# Mid level multiplication / sum.

My first item = 100. Each following item is = +100 (so my 5th item is worth 500)

How do I find the sum total of items 21 to 57?

...You know other than having a large sheet with all the items and pulling = sum ( range)

• Do you know the formula for the sum of an arithmetic series? It would be the easiest way to do this – Osama Ghani Jun 22 '17 at 8:35
• No, but now that you've put a name on what I'm looking for, I'll see how far I can self educate on the internetz. – helena4 Jun 22 '17 at 8:38

The average of the items between 2100 and 5700 is 3900. If we multiply the average of the items by the number of items we should get the sum of all the items. There are 37 total items between 21 and 57 so we multiply $$37*3900$$ which equals 144,300

• This is a good technique, you should point out though how to calculate the average. By definition it would be $(2100+2200+\dots +5700)/37$ but the sum in the nominator is what you want to calculate.

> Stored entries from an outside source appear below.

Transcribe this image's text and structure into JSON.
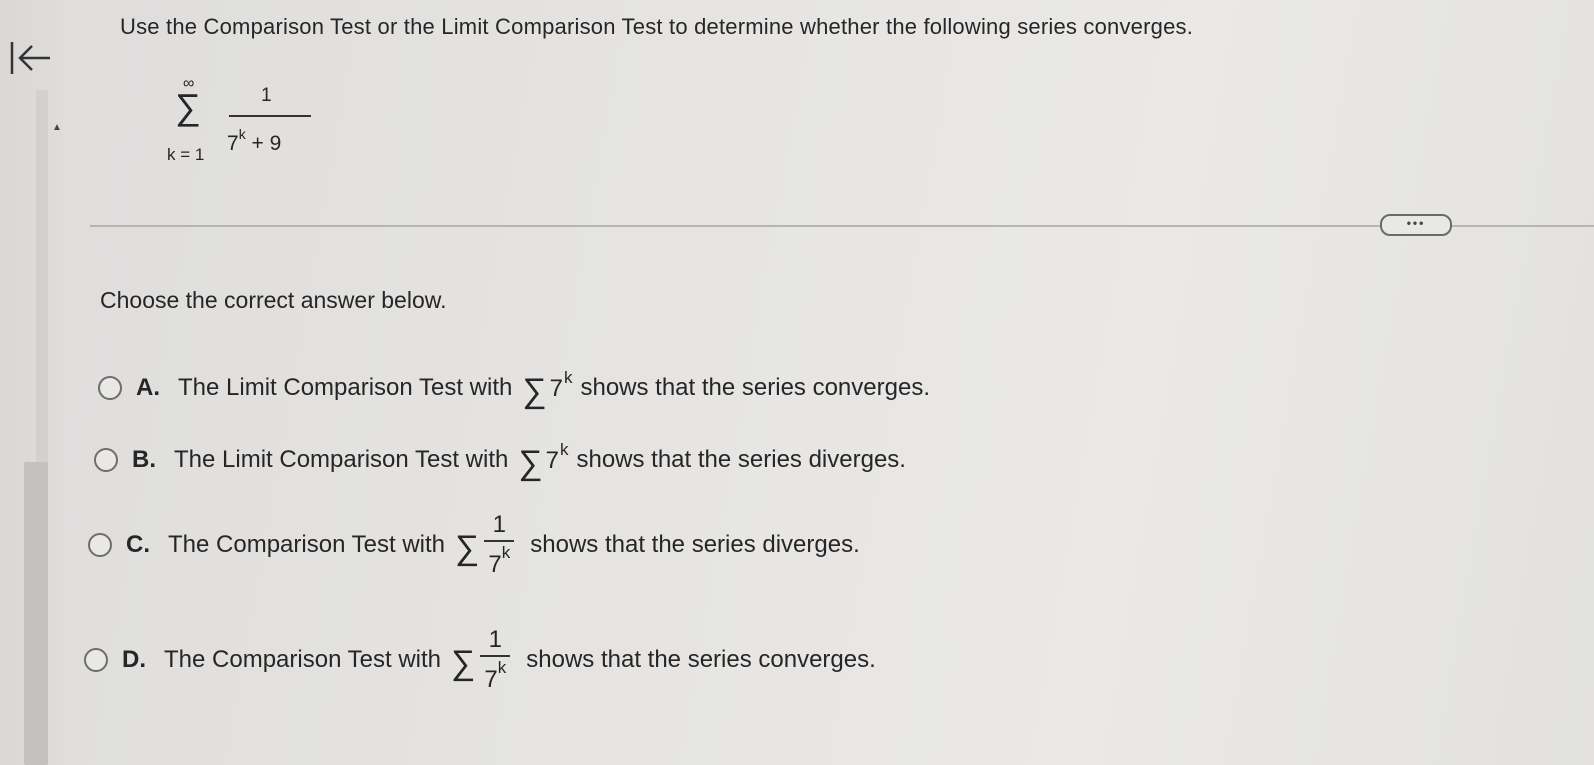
{
  "question": {
    "text": "Use the Comparison Test or the Limit Comparison Test to determine whether the following series converges."
  },
  "series": {
    "upper": "∞",
    "lower": "k = 1",
    "numerator": "1",
    "den_base": "7",
    "den_exp": "k",
    "den_rest": " + 9"
  },
  "more_button": {
    "label": "•••"
  },
  "prompt": "Choose the correct answer below.",
  "options": [
    {
      "letter": "A.",
      "before": "The Limit Comparison Test with",
      "base": "7",
      "exp": "k",
      "after": "shows that the series converges."
    },
    {
      "letter": "B.",
      "before": "The Limit Comparison Test with",
      "base": "7",
      "exp": "k",
      "after": "shows that the series diverges."
    },
    {
      "letter": "C.",
      "before": "The Comparison Test with",
      "num": "1",
      "base": "7",
      "exp": "k",
      "after": "shows that the series diverges."
    },
    {
      "letter": "D.",
      "before": "The Comparison Test with",
      "num": "1",
      "base": "7",
      "exp": "k",
      "after": "shows that the series converges."
    }
  ],
  "sigma_symbol": "∑",
  "scroll_arrow": "▲"
}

However the average is also $(2100+5700)/2$ since we can pair the items together to give the same sum: $2300+5500=2200+5600=2100+5700$. – Mathematician 42 Jun 22 '17 at 8:50
• Ah the beauty of simplicity. – helena4 Jun 22 '17 at 9:10
• The most elegant answer wins! – Toby Mak Jun 22 '17 at 10:07

That's an arithmetic progression. You are given a progression $a_1=100$, $a_2=200$, ...

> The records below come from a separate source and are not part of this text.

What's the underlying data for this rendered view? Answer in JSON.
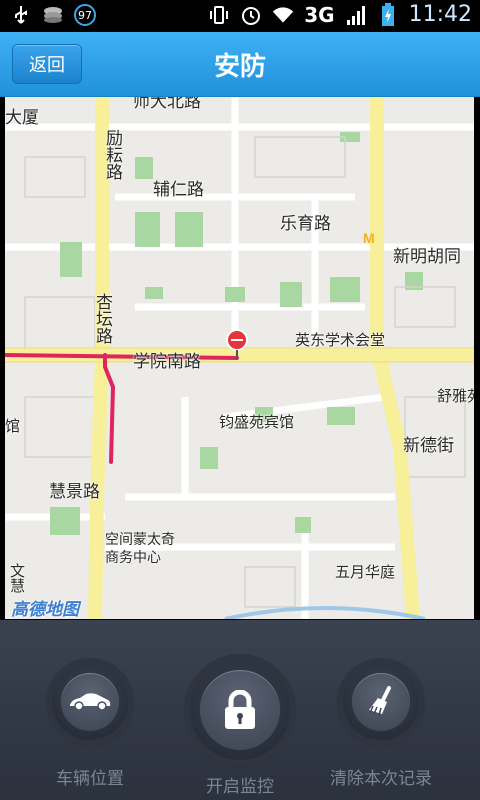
{
  "status_bar": {
    "badge": "97",
    "network": "3G",
    "time": "11:42",
    "icons": [
      "usb-icon",
      "layers-icon",
      "vibrate-icon",
      "alarm-icon",
      "wifi-icon",
      "signal-icon",
      "battery-icon"
    ]
  },
  "header": {
    "back_label": "返回",
    "title": "安防"
  },
  "map": {
    "labels": {
      "top_road": "师大北路",
      "top_left": "大厦",
      "liyuan": "励耘路",
      "furen": "辅仁路",
      "leyu": "乐育路",
      "xinming": "新明胡同",
      "xingtan": "杏坛路",
      "yingdong": "英东学术会堂",
      "xueyuan_south": "学院南路",
      "shuyayuan": "舒雅苑",
      "guan": "馆",
      "junsheng": "钧盛苑宾馆",
      "xinde": "新德街",
      "huijing": "慧景路",
      "kongjian1": "空间蒙太奇",
      "kongjian2": "商务中心",
      "wuyue": "五月华庭",
      "wenhui": "文慧",
      "logo": "高德地图"
    },
    "route_color": "#e0245e",
    "marker_color": "#e8323c"
  },
  "controls": {
    "car_position": "车辆位置",
    "start_monitor": "开启监控",
    "clear_record": "清除本次记录"
  },
  "colors": {
    "header": "#2a9ae4",
    "bottom_panel": "#343a46",
    "road_major": "#f7ef9a"
  }
}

The sum of the first $n$ terms is given by: $$S_n=\frac{n}{2}(2a_1+(n-1)d),$$ $d$ being the step size ($100$ in your case). Since you want to know the sum of items from 21 to 57, you just need to compute $S_{57} - S_{20}$.

You can use the formula for the sum of an arithmetic series, which is: $$(n/2)(a_1 + a_n),$$

where $a_1$ is the first term, $a_n$ is the last term and $n$ is the number of terms.

We know that the first term is $21*100$, and by the counting principle there are $(a_n - a_1)+1$ terms, so plugging in the numbers we get $(57-21) + 1$ terms or $37$ terms.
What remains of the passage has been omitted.